Zeh joined the SPD in 2017 and has expressly praised Chancellor Olaf Scholz's restraint regarding arms deliveries to Ukraine since 2022. She speaks out politically time and again "because I feel responsible for the discourse", as she told Der Spiegel. Especially when the public debate is "not open enough, polyphonic, multi-layered and not always honest enough", she likes to get involved. Zeh speaks of the "arrogance of the urban population" and only recently showed understanding for the farmers' protests in interviews.
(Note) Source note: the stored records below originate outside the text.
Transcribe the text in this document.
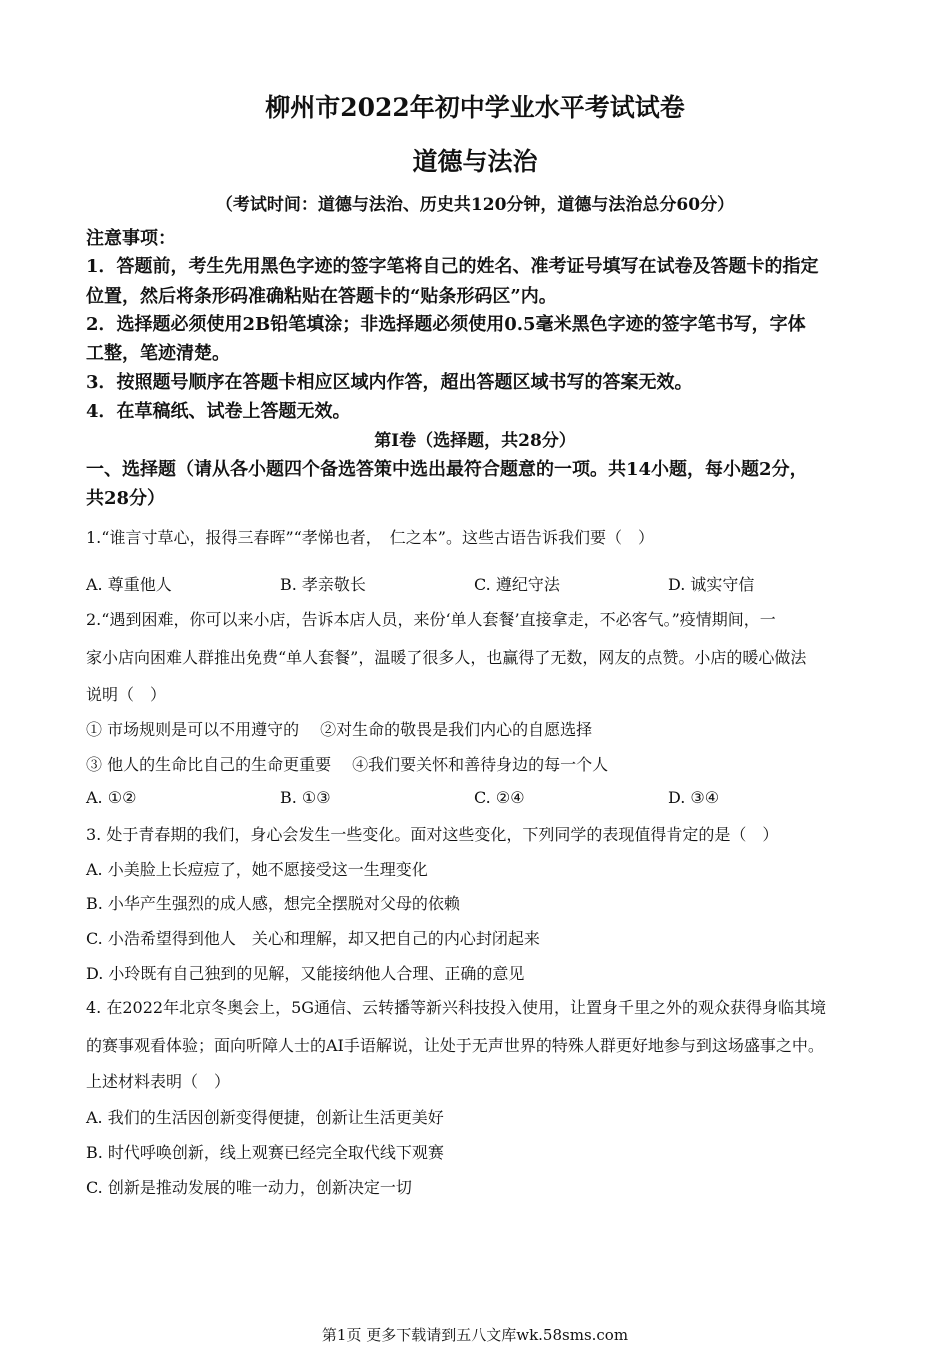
柳州市2022年初中学业水平考试试卷
道德与法治
（考试时间：道德与法治、历史共120分钟，道德与法治总分60分）
注意事项：
1．答题前，考生先用黑色字迹的签字笔将自己的姓名、准考证号填写在试卷及答题卡的指定
位置，然后将条形码准确粘贴在答题卡的“贴条形码区”内。
2．选择题必须使用2B铅笔填涂；非选择题必须使用0.5毫米黑色字迹的签字笔书写，字体
工整，笔迹清楚。
3．按照题号顺序在答题卡相应区域内作答，超出答题区域书写的答案无效。
4．在草稿纸、试卷上答题无效。
第Ⅰ卷（选择题，共28分）
一、选择题（请从各小题四个备选答策中选出最符合题意的一项。共14小题，每小题2分，
共28分）
1.“谁言寸草心，报得三春晖”“孝悌也者，　仁之本”。这些古语告诉我们要（　）
A. 尊重他人	B. 孝亲敬长	C. 遵纪守法	D. 诚实守信
2.“遇到困难，你可以来小店，告诉本店人员，来份‘单人套餐’直接拿走，不必客气。”疫情期间，一
家小店向困难人群推出免费“单人套餐”，温暖了很多人，也赢得了无数，网友的点赞。小店的暖心做法
说明（　）
① 市场规则是可以不用遵守的　 ②对生命的敬畏是我们内心的自愿选择
③ 他人的生命比自己的生命更重要　 ④我们要关怀和善待身边的每一个人
A. ①②	B. ①③	C. ②④	D. ③④
3. 处于青春期的我们，身心会发生一些变化。面对这些变化，下列同学的表现值得肯定的是（　）
A. 小美脸上长痘痘了，她不愿接受这一生理变化
B. 小华产生强烈的成人感，想完全摆脱对父母的依赖
C. 小浩希望得到他人　关心和理解，却又把自己的内心封闭起来
D. 小玲既有自己独到的见解，又能接纳他人合理、正确的意见
4. 在2022年北京冬奥会上，5G通信、云转播等新兴科技投入使用，让置身千里之外的观众获得身临其境
的赛事观看体验；面向听障人士的AI手语解说，让处于无声世界的特殊人群更好地参与到这场盛事之中。
上述材料表明（　）
A. 我们的生活因创新变得便捷，创新让生活更美好
B. 时代呼唤创新，线上观赛已经完全取代线下观赛
C. 创新是推动发展的唯一动力，创新决定一切
第1页 更多下载请到五八文库wk.58sms.com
It is a big mistake to try to explain the success of the AfD, for example, simply by claiming that entire regions lack the capacity for democracy. This would "naturally lead everyone who hears this to withdraw even further". The growing divide felt by many people between "those up there and us down here" is a huge problem for democracy. Likewise, many people feel that they cannot always say what they think or express their opinions.
Love for horses
Zeh repeatedly calls for tolerance. "It's actually quite simple. You can have your own opinion and still listen to what others have to say. You can even disagree with them. And it is still possible to meet again the next day," she told the Berliner Zeitung.
Zeh also lives in the country because of her love of horses - she owns three herself. She is also a qualified horse trainer, as she wrote in her book "Gebrauchsanweisung für Pferde" in 2019. Ultimately, horses saved her from writer's block. "I no longer torture myself at the computer. I go to the horse. Then I'm not a writer, I'm a horse aunt."